Veröffentlicht von PSM.Media

Ein Herabsetzen und Lächerlichmachen der Impfgegner und Impfskeptiker führt zur Verhärtung der Fronten

Berlin. Infektionszahlen und Impfzahlen sind gegenläufig. Viele Impfungen – wenige Infektionen: Das wäre ideal. In Österreich sieht es derzeit leider anders aus. Die Infektionszahlen bewegen sich mehr oder weniger langsam, aber stetig nach oben, die Zahl der Impfwilligen hingegen nimmt ab. Was mit einem Boom begonnen hat, bei dem fast jeder fast jedem um den Impftermin neidig war, hat an Reiz verloren. Haben sich die Impfwilligen zuerst, bildlich gesprochen, um die Termine gebalgt, dürften sie jetzt allmählich durchgeimpft sein. Übrig bleiben bald nur noch Impfgegner und Impfskeptiker.
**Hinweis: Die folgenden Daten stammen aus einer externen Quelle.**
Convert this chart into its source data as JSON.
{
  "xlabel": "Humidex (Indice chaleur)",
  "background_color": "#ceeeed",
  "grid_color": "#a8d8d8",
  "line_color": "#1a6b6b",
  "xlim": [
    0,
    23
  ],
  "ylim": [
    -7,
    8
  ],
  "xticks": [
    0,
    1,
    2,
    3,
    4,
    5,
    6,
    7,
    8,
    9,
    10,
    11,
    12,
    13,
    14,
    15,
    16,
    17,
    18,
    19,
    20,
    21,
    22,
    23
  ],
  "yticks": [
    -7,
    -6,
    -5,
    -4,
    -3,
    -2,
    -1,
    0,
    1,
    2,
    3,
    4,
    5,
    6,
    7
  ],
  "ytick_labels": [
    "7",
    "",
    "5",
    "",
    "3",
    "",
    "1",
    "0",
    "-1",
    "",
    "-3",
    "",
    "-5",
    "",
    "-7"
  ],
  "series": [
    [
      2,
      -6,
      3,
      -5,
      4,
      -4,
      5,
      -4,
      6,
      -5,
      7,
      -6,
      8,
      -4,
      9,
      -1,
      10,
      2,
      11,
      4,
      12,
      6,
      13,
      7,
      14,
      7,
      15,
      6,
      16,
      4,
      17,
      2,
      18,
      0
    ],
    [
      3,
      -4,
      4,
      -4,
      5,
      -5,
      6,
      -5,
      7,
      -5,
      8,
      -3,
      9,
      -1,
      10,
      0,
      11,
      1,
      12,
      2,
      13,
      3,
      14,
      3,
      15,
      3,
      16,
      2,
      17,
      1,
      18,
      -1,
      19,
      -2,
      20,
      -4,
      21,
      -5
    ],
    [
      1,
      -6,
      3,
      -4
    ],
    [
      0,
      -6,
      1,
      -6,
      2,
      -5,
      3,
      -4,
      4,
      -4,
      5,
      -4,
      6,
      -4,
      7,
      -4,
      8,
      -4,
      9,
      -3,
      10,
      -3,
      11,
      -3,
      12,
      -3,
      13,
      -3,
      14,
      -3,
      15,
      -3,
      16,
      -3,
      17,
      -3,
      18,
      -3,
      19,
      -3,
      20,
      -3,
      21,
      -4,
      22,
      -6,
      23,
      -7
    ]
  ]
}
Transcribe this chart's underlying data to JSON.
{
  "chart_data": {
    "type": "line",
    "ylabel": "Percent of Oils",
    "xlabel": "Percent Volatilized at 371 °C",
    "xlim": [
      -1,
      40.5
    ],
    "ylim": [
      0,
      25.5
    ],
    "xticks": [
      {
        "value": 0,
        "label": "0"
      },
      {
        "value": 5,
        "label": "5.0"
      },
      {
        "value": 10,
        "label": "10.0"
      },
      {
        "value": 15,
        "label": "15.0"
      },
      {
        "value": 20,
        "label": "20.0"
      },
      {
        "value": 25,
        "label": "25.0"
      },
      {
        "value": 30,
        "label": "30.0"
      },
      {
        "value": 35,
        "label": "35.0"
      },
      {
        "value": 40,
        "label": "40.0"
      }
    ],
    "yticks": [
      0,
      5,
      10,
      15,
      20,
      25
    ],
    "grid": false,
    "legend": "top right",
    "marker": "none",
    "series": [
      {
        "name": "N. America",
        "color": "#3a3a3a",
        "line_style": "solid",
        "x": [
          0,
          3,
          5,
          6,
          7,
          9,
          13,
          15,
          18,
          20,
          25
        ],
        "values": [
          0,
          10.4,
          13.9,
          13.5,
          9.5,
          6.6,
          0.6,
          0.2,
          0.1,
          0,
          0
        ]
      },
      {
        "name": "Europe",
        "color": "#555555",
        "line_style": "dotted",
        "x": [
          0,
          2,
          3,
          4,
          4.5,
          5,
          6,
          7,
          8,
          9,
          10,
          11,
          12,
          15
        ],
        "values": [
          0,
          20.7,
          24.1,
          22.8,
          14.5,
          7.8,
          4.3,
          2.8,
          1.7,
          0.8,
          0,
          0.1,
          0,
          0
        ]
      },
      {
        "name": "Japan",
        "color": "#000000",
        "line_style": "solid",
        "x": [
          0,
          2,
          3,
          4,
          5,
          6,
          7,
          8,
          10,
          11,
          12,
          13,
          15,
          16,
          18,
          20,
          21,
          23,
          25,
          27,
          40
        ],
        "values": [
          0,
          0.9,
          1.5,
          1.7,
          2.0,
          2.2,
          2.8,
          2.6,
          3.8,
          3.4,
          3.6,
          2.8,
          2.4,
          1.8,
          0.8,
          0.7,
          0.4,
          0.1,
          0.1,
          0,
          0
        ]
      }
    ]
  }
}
Angesichts der Delta-Mutation und eines Herbstes und Winters, der die Infektions- und Hospitalisierungszahlen nach oben zu treiben droht, stellt sich die Frage: Wer sind die Impfgegner? Und kann man sie umstimmen?

Entgegen der wiederholt kolportierten Meinung sind die Impfgegner keineswegs nur im ultra-rechten politischen Spektrum und in Kreisen von Verschwörungstheoretikern zu finden. Eigene Fehleinschätzungen und Desinformationskampagnen im Internet spielen eine große Rolle. Auch Menschen aus gebildeten Schichten erweisen sich keineswegs als immun gegen Verschwörungstheorien.

Bizarre Theorien

Dabei geht es nicht um die bizarre Verschwörungstheorie, die Impfstoffe enthielten Chips, mit denen Bill Gates in den Menschen selbst eindringen will. Diesem Unfug ist am leichtesten und zugleich am schwersten beizukommen: Allein die Frage, was Bill Gates damit bezweckt, müsste diese Verschwörungstheorie zum Einsturz bringen. Allerdings: Wer bereit ist, einen solchen Unfug zu glauben, ist kaum umzustimmen, weil er eine Verschwörungstheorie mit einer anderen (“Bill Gates will sich zum Herrn der Welt machen”) begründet.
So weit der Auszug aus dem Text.